When I first arrived I felt a bit overwhelmed, there are certain questions I feel that every person who studies language asks themselves and for me, the two main themes running through my mind were do I know enough French for this trip, and many what if questions. By day 3 in Paris those thoughts were mostly gone; I had already completely butchered the pronunciation of a word, but I had succesfully asked for directions and participated actively in conversations that relied on my use of he language!
We really did begin to use the language as soon as we arrived; our first activities in Paris forced us to use French. We started with a walking tour and a Seine River cruise. This was followed later in the week by seeing a French play and visits to places like the Musee D’Orsay, the Louvre, The Pompidou Center and the Eiffel Tower. It was really an ideal week in Paris and a great opening to our summer term in France. This first week gave all of the students in the program a chance to adjust to the time change, start thinking in French, and let go of some of the nerves about studying abroad. After all of the activities and exposure to language and culture I felt much better prepeared to head to Tours and further improve my french.

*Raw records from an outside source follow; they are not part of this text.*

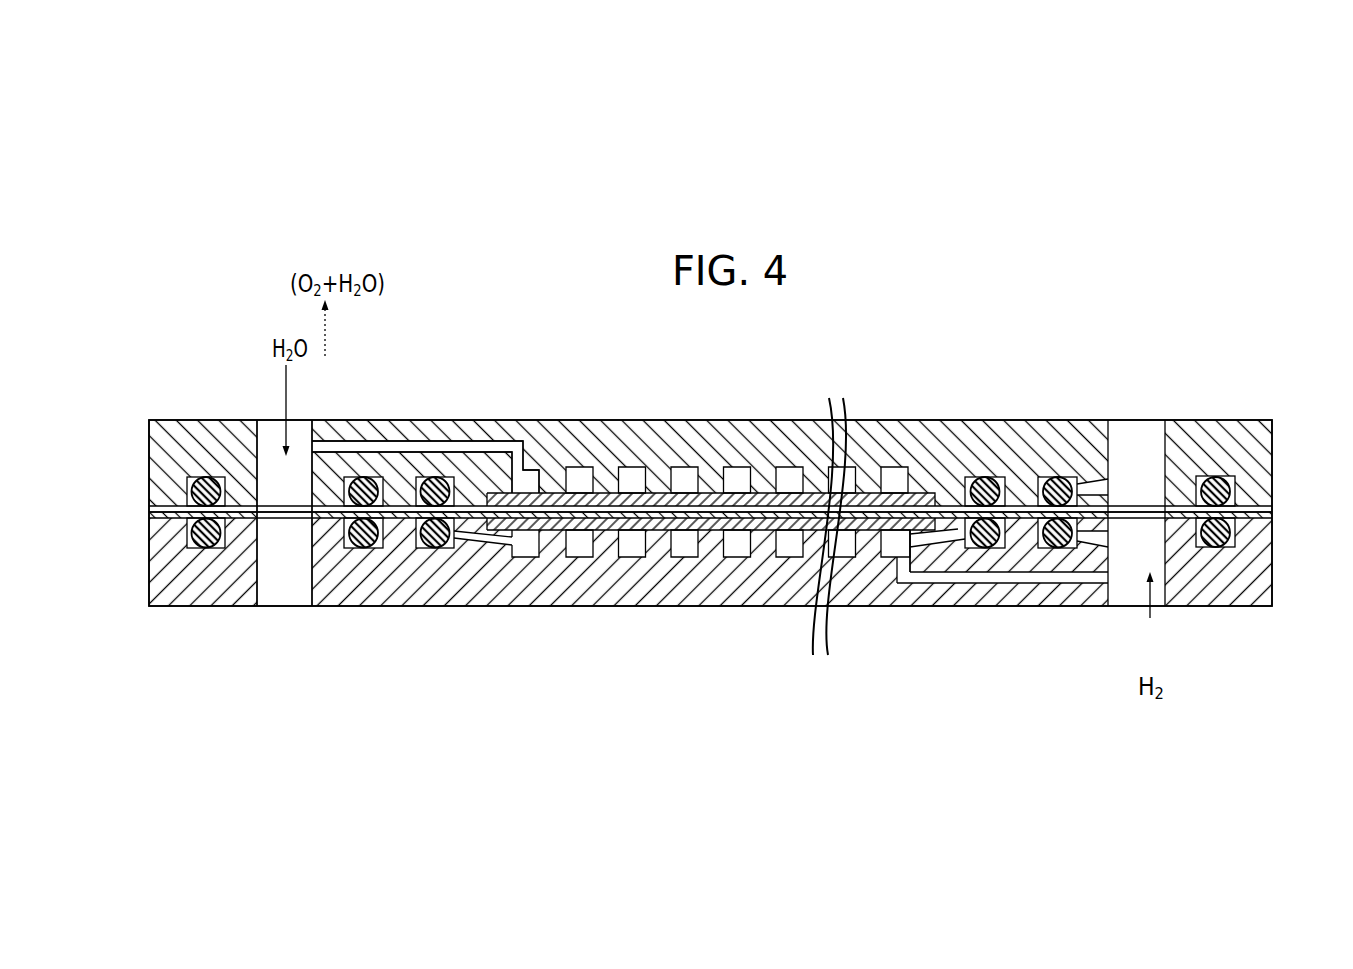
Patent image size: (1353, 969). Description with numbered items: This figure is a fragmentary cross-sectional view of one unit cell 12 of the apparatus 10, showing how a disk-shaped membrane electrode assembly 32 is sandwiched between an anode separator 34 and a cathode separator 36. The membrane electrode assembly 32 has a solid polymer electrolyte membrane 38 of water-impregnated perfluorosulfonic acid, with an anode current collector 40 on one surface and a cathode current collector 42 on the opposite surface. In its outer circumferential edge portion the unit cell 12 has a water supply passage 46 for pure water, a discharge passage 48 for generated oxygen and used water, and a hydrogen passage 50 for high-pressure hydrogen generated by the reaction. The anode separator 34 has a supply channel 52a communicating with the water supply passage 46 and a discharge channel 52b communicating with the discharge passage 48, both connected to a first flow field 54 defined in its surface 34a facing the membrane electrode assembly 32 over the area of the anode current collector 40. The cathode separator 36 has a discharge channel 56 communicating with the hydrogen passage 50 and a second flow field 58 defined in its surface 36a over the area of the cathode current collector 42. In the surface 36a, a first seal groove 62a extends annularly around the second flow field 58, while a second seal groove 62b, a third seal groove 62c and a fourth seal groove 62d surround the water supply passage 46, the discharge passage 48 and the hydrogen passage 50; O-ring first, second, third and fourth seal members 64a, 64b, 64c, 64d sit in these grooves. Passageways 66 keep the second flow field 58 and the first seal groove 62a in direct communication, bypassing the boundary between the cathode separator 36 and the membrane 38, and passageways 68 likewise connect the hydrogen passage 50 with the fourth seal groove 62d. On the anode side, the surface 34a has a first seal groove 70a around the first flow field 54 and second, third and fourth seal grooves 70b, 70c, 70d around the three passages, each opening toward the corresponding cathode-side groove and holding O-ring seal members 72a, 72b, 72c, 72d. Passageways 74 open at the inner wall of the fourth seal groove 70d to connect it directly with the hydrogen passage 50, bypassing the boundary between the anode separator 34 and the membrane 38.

The water electrolysis system 10 is at (1287, 277).
The unit cell 12 is at (1245, 277).
The membrane electrode assembly 32 is at (1282, 512).
The anode separator 34 is at (1278, 438).
The surface of the anode separator 34a is at (980, 475).
The cathode separator 36 is at (1278, 580).
The surface of the cathode separator 36a is at (910, 556).
The solid polymer electrolyte membrane 38 is at (1252, 508).
The anode current collector 40 is at (580, 493).
The cathode current collector 42 is at (573, 558).
The water supply passage 46 is at (284, 597).
The discharge passage 48 is at (304, 571).
The hydrogen passage 50 is at (1146, 450).
The supply channel 52a is at (338, 445).
The discharge channel 52b is at (425, 432).
The first flow field 54 is at (733, 480).
The discharge channel 56 is at (953, 535).
The second flow field 58 is at (735, 570).
The first seal groove 62a is at (434, 548).
The second seal groove 62b is at (204, 548).
The third seal groove 62c is at (305, 590).
The fourth seal groove 62d is at (1043, 548).
The first seal member 64a is at (448, 536).
The second seal member 64b is at (360, 548).
The third seal member 64c is at (375, 588).
The fourth seal member 64d is at (1238, 532).
The passageways 66 is at (945, 578).
The passageways 68 is at (1110, 580).
The first seal groove 70a is at (447, 476).
The second seal groove 70b is at (218, 484).
The third seal groove 70c is at (237, 479).
The fourth seal groove 70d is at (1228, 475).
The first seal member 72a is at (423, 476).
The second seal member 72b is at (186, 493).
The third seal member 72c is at (240, 496).
The fourth seal member 72d is at (1058, 475).
The passageways 74 is at (1122, 478).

All of that being said, my first impressions of France are that is a beautiful country with a vibrant culture. There are so many things to see and do and so many people who are there to encourage you to speak and learn regardless of whether you make mistakes. Learning is a constant process and mistakes help us learn.
Whenever one travels abroad there is a period of adjustment and many people go through culture shock. At this point in time I am still very much in the honeymoon period of being abroad and I am loving all of my experiences and what I am learning about myself, this country, and its language.
I’ll be updating you on Tours soon. À bientót!